À Lincent, en Wallonie, Marc Lambrickx (29 ans) et Lucie Laporte (31 ans) l’ont expérimenté ! Ces jeunes agriculteurs et chasseurs cultivent du blé, des pommes de terre et de la betterave. Inquiets du déclin marqué de certaines espèces d’oiseaux présentes autrefois dans leurs champs, ils ont décidé, en collaboration avec l’association Faune et Biotope, de mener des actions concrètes pour redonner vie au paysage agricole.

« Un paysage traversé par des espèces sauvages est beau, n’est-ce pas ? », estime Marc Lambrickx

Ils ont ainsi aménagé environ 4 ha de bandes herbacées, installées en bordure de leurs parcelles faisant frontière avec les terrains voisins. Ces zones non cultivées ont rapidement attiré de nouveau l’alouette des champs, le bruant proyer, la perdrix grise et la caille des blés.

Cependant, ce retour s’accompagne aussi de celui de leurs prédateurs : renards, buses, busards et corvidés, qui viennent se nourrir de ces oiseaux déjà peu nombreux ! Pour le couple, la régulation de ces espèces prédatrices devrait être mieux encadrée. Les demandes de dérogation sont longues, complexes et énergivores, et leur obtention reste difficile.

Natagriwal gère le relais avec les primes et s’assure du bon respect des contraintes calendaires strictes imposées pour certaines interventions, comme la fauche, le broyage ou l’arrachage manuel du chardon. Pour ces agriculteurs, un système plus flexible, basé sur les conditions météorologiques, serait plus logique. Par exemple, lors d’une fauche effectuée par temps pluvieux, il faut ensuite sécher l’herbe, ce qui est loin d’être évident sur le terrain.

Redonner souffle, chant et couleur aux plaines

Les oiseaux des champs sont bien plus que des espèces menacées. Ils sont les témoins vivants d’un paysage en équilibre. Leur présence témoigne d’une richesse en insectes, d’un sol sain, d’une diversité de cultures et d’un tissu paysager structuré. En les protégeant, on préserve aussi les conditions de production durables, la beauté du territoire et notre propre bien-être.

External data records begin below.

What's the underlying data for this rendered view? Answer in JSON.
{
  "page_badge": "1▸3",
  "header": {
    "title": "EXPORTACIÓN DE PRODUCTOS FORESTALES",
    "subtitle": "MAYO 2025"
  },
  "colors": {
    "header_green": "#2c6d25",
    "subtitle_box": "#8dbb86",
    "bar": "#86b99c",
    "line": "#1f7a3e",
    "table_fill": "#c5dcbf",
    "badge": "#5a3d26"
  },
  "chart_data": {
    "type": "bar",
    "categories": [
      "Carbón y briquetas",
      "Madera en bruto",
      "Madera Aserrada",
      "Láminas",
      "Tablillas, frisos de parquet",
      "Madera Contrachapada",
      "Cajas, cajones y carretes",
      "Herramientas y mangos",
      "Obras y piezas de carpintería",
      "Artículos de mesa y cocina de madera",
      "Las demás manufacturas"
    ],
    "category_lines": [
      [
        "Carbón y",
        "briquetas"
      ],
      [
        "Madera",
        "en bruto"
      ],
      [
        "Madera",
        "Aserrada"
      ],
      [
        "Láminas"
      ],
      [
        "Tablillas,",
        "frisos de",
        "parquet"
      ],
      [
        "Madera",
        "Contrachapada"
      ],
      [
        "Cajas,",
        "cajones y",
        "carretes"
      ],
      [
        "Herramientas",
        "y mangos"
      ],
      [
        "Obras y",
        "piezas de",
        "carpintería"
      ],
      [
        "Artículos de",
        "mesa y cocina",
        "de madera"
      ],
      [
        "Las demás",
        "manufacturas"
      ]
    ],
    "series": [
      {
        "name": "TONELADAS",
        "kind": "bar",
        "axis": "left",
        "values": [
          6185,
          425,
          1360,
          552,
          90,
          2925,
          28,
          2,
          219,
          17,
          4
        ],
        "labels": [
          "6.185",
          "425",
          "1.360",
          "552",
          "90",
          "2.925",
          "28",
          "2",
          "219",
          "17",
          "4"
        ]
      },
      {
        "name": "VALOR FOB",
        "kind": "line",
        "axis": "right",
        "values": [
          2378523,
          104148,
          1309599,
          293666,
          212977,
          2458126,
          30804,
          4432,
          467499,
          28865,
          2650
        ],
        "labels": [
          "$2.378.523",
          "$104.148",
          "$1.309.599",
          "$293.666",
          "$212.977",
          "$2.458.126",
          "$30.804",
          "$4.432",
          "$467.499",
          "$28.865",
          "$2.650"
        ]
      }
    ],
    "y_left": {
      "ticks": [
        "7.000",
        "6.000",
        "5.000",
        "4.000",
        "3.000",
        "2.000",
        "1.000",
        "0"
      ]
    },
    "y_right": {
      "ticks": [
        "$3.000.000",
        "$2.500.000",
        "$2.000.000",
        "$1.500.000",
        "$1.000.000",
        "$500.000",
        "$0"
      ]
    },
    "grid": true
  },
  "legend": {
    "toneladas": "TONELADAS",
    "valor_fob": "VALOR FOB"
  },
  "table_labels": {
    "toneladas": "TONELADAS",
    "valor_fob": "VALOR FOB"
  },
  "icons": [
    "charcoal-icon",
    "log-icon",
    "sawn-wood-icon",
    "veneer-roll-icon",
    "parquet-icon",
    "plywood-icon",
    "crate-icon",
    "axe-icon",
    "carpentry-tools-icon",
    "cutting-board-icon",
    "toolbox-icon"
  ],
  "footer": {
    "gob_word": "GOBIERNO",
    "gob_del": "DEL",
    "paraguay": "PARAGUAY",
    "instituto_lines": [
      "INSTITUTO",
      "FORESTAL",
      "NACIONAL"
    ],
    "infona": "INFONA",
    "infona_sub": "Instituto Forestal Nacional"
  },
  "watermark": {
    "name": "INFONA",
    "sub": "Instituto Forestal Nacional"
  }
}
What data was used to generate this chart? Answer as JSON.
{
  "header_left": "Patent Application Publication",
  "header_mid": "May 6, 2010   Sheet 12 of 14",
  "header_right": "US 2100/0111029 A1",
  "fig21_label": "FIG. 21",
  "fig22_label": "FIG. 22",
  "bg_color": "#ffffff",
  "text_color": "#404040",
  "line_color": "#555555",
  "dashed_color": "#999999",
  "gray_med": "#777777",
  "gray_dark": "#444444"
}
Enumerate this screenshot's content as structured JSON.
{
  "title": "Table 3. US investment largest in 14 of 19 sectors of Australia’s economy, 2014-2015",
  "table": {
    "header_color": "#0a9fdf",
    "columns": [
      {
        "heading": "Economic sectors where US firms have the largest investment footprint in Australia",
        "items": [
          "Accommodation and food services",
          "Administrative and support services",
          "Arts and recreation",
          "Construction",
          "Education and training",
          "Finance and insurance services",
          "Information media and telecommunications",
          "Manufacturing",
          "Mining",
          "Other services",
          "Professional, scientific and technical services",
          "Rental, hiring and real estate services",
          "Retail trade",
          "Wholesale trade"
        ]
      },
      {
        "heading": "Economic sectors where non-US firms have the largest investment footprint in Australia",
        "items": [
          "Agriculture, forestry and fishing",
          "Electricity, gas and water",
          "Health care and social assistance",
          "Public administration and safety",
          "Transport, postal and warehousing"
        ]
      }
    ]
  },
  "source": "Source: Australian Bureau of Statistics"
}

En réconciliant agriculture et biodiversité, en soutenant les pratiques favorables, en restaurant des habitats clés, la Wallonie peut faire de ses campagnes un modèle vivant. Les Plans d’action espèces en sont une des clés. Reste à transformer l’élan en mouvement durable. Pour que les chants du bruant proyer, de la caille des blés, de la bergeronnette printanière et de l’alouette des champs redeviennent un son familier sur notre territoire.

Avec les Plans d’action espèces, la Wallonie se donne les moyens d’y parvenir. À condition d’agir maintenant, de manière concertée pour que les générations futures n’aient pas à chercher ces oiseaux dans les livres, mais à tendre l’oreille au milieu des blés.